Cadaret Grant Sanctioned By SEC For Failure To Supervise
Cadaret Grant Co. Inc. a broker-dealer headquartered in Syracuse New York along with its president Arthur Grant and chief compliance officer Beda Lee Johnson and stockbroker Eugene James Long have been named in a Securities and Exchange Commission (SEC) Order Instituting Administrative and Cease-and-Desist Proceedings containing findings of the firm’s failure to supervise its representatives’ recommendations to customers concerning non-traditional exchange traded notes. In the Matter of Cadaret Grant et. al. Administrative Proceeding File No. 3-18738 (Sept. 11, 2018).
According to the Order, from January 2015 to December 2016, Cadaret, Johnson and Grant had failed to adequately supervise registered representatives of the firm concerning recommendations for customers to purchase and maintain their holdings of inverse and leveraged exchange traded notes and exchange traded funds.
The Order revealed that in January of 2015, registered representatives including Eugene Long concluded that there was a decline in oil prices that would eventually recover over the ensuing months. Customers had evidently been advised to purchase and hold an exchange-traded note – VelocityShares 3X Long Crude Oil ETN (UWTI) – which apparently provided customers triple leverage and exposure to crude oil futures contracts.

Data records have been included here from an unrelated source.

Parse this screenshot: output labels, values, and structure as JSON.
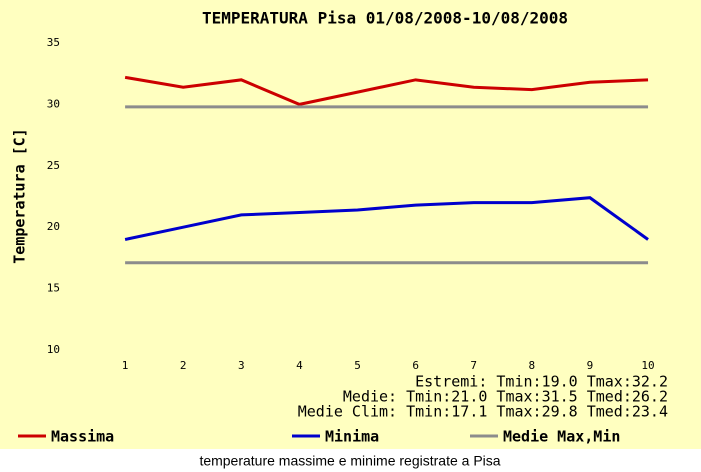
{
  "chart_data": {
    "type": "line",
    "title": "TEMPERATURA Pisa 01/08/2008-10/08/2008",
    "ylabel": "Temperatura [C]",
    "caption": "temperature massime e minime registrate a Pisa",
    "annotations": [
      "Estremi: Tmin:19.0 Tmax:32.2",
      "Medie: Tmin:21.0 Tmax:31.5 Tmed:26.2",
      "Medie Clim: Tmin:17.1 Tmax:29.8 Tmed:23.4"
    ],
    "x": [
      1,
      2,
      3,
      4,
      5,
      6,
      7,
      8,
      9,
      10
    ],
    "series": [
      {
        "name": "Massima",
        "color": "#cc0000",
        "values": [
          32.2,
          31.4,
          32.0,
          30.0,
          31.0,
          32.0,
          31.4,
          31.2,
          31.8,
          32.0
        ]
      },
      {
        "name": "Minima",
        "color": "#0000cc",
        "values": [
          19.0,
          20.0,
          21.0,
          21.2,
          21.4,
          21.8,
          22.0,
          22.0,
          22.4,
          19.0
        ]
      },
      {
        "name": "Medie Max,Min",
        "color": "#8c8c8c",
        "values": [
          29.8,
          29.8,
          29.8,
          29.8,
          29.8,
          29.8,
          29.8,
          29.8,
          29.8,
          29.8
        ]
      },
      {
        "color": "#8c8c8c",
        "values": [
          17.1,
          17.1,
          17.1,
          17.1,
          17.1,
          17.1,
          17.1,
          17.1,
          17.1,
          17.1
        ]
      }
    ],
    "xlim": [
      0,
      10.55
    ],
    "xticks": [
      1,
      2,
      3,
      4,
      5,
      6,
      7,
      8,
      9,
      10
    ],
    "ylim": [
      10,
      35
    ],
    "yticks": [
      10,
      15,
      20,
      25,
      30,
      35
    ]
  }
}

The Order stated that Eugene Long and other Cadaret Grant registered representatives were under the impression that if crude oil prices increased, there would be a corresponding increase in UWTI, including in situations where the investment in UWTI had been held by customers for months. SEC stated that the prospectus for UWTI disclosed that the exchange-traded note was not meant to be held for longer than a trading session. The prospectuses apparently stated that the investments were appropriate for sophisticated investors with brief investment horizons. Moreover, the UWTI prospectuses stated that there was no direct exposure to a crude oil spot price.
The Order stated that registered representatives of Cadaret Grant Co. either failed to read (or had ignored) warnings laid out in the prospectuses concerning the suitability and composition of the exchange-traded note. Apparently, they recommended for the investments to be purchased and held for indefinite periods. Representatives reportedly failed to conduct any investigation into the security and did not develop an adequate foundation from which to advise customers; conduct violative of Securities Act of 1933 Sections 17(a)(2) and 17(a)(3). SEC indicated that the customers of Cadaret Grant that invested in UWTI held their investments for more than four hundred days, and lost nearly ninety percent of their invested amounts as a consequence of the recommendations made by the firm’s registered representatives.

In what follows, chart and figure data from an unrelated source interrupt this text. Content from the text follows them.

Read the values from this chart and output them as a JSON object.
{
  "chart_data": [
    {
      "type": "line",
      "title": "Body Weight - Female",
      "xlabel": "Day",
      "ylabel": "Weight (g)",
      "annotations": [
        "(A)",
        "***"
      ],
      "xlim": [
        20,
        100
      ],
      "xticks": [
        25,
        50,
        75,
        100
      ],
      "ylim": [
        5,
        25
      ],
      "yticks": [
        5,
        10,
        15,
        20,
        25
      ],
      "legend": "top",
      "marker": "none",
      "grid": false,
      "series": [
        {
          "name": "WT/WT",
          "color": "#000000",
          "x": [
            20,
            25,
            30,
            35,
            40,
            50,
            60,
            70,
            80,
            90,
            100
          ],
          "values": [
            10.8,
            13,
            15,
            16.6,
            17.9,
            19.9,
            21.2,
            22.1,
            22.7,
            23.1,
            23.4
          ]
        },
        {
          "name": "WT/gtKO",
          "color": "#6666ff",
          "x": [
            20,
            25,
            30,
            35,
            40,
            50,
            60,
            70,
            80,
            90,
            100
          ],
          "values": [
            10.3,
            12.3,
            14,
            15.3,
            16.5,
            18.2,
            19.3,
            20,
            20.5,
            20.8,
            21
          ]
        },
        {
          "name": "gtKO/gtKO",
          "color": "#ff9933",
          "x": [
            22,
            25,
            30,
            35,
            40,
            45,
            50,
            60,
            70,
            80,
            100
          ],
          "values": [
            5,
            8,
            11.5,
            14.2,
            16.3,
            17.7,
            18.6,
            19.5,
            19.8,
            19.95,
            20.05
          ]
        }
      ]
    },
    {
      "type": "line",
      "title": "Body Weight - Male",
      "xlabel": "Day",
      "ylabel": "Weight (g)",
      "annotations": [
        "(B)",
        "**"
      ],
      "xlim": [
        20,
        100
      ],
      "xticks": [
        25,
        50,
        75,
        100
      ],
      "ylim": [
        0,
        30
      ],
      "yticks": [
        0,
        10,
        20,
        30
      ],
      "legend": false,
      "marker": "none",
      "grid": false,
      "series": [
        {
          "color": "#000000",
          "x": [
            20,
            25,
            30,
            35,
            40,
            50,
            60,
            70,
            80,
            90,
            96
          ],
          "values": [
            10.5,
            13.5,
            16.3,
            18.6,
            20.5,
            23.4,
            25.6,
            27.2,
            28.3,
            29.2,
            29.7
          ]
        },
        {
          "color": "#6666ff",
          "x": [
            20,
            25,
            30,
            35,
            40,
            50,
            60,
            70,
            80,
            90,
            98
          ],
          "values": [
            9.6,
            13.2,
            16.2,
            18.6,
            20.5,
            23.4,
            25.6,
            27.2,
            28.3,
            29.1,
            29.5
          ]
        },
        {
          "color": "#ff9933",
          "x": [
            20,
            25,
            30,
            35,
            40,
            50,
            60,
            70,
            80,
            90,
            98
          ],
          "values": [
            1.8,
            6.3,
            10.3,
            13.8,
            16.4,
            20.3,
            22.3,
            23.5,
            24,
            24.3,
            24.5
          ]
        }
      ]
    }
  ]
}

The Order further stated that in the January 2015 to December 2016 timeframe, policies used by Cadaret Grant indicated that the non-traditional exchange traded products like UWTI should not be recommended for investors with medium or long-term investment horizons. The policies also reportedly stated that trainings and other procedures should be undertaken by representatives for them to become knowledgeable about the products before making investment recommendations. SEC stated that the firm’s supervisory personnel neglected to provide non-traditional exchange traded product training to the firm’s registered representatives, precluding them from forming an adequate foundation for making recommendations.
SEC additionally referenced that the procedures and policies of the firm had not been implemented by the supervisory personnel in reference to the inverse and leveraged exchange traded notes and exchange traded funds recommendations made by registered representatives to customers. The firm’s supervisors apparently devoted insufficient resources to supervise their own staff. Moreover, the firm seemingly neglected to establish and maintain procedures and policies with a view towards preventing inappropriate non-traditional exchange traded product sales by the firm’s advisors given customers’ financial statuses and objectives for investing.
The Order stated that the firm’s supervisory personnel failed to supervise the non-traditional exchange traded product recommendations to customers in a manner prescribed by Sections 15(b)(6) and 15(b)(4)(E). SEC also found Cadaret Grant’s conduct violative of Advisers Act Section 206(4) and Rule 206(4)-7.